I’ve spent months in a truck driving around Mexico with Greg Starr looking for oddball succulent plants, and I think it is safe to say that his taste in landscape plants is definitely non-standard, abnormal, a little perverse, and just downright weird. Which is exactly why when it came time to select some silver agaves for the Growdown!, Starr Nursery was my first stop. It probably won’t surprise you to learn that one of the dwarf silver agaves I got from him was named after a Mexican asbestos mine, ‘Minas Asbestos’, or that another plant (one of my secret weapons to be revealed later) that Greg is growing was propagated from seed collected near a rocky outcrop near Congress, Arizona (look it up, it is near the town of Nowhere). In addition to the agaves from the asbestos mine, Greg donated a trio of shiny silver mescal ceniza (Agave colorata) which I hope serve as the arteries to the platinum heart of my silver Growdown! garden.
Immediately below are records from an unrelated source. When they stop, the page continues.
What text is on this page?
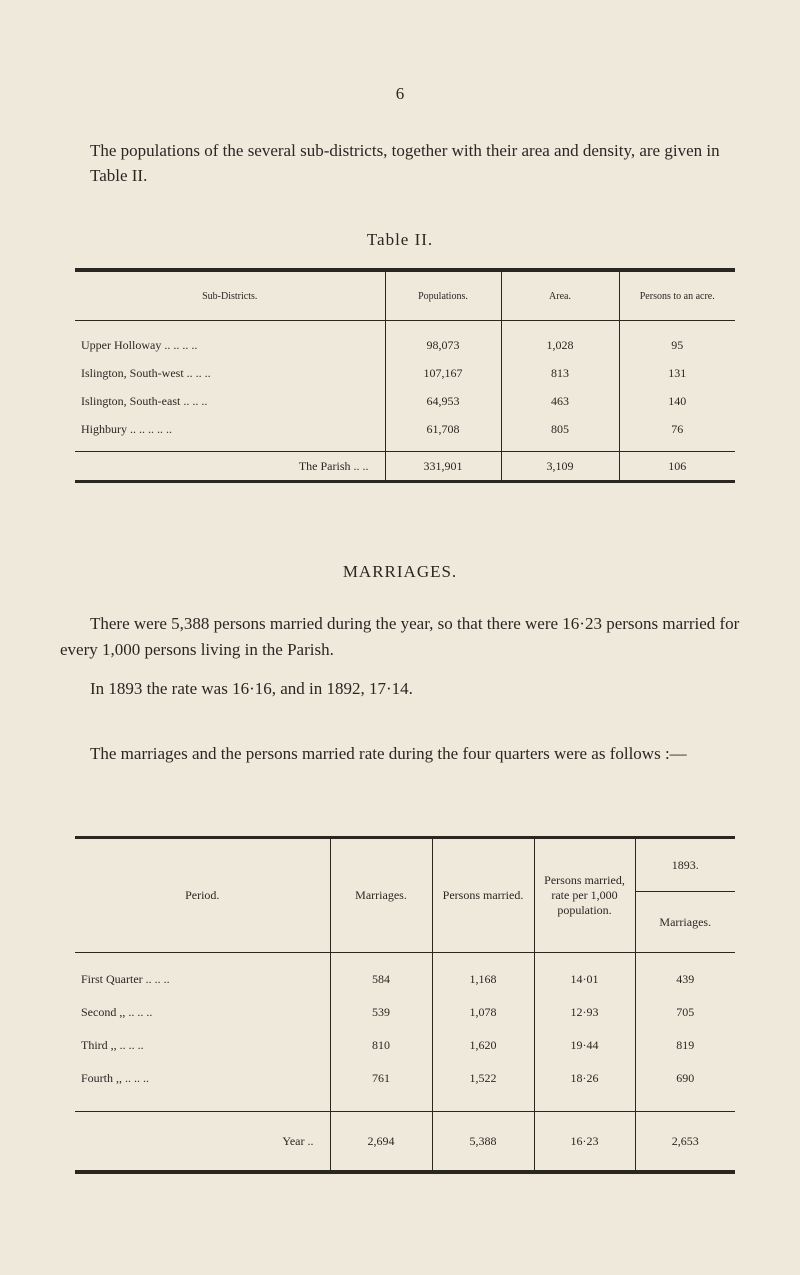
6

The populations of the several sub-districts, together with their area and density, are given in Table II.

Table II.
Sub-Districts.	Populations.	Area.	Persons to an acre.
Upper Holloway .. .. .. ..	98,073	1,028	95
Islington, South-west .. .. ..	107,167	813	131
Islington, South-east .. .. ..	64,953	463	140
Highbury .. .. .. .. ..	61,708	805	76
The Parish .. ..	331,901	3,109	106
MARRIAGES.

There were 5,388 persons married during the year, so that there were 16·23 persons married for every 1,000 persons living in the Parish.

In 1893 the rate was 16·16, and in 1892, 17·14.

The marriages and the persons married rate during the four quarters were as follows :—

Period.	Marriages.	Persons married.	Persons married, rate per 1,000 population.	1893.
				Marriages.
First Quarter .. .. ..	584	1,168	14·01	439
Second ,, .. .. ..	539	1,078	12·93	705
Third ,, .. .. ..	810	1,620	19·44	819
Fourth ,, .. .. ..	761	1,522	18·26	690
Year ..	2,694	5,388	16·23	2,653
What did surprise me is that Greg tried to crawl in the trunk of my daughter’s Hyundai with his plants for the trip home. I’d hate to get stopped at a border patrol checkpoint with this guy in the trunk.
Greg also helped me push some superb penstemon into blooming early. We stored these, and some bright orange-flowered Dykia brevifolia in one of Greg’s greenhouses. As of today, March 19th, the penstemon is in full-bloom–about two weeks ahead of time. They are so far along that I’m hoping they hold their blooms for another four days.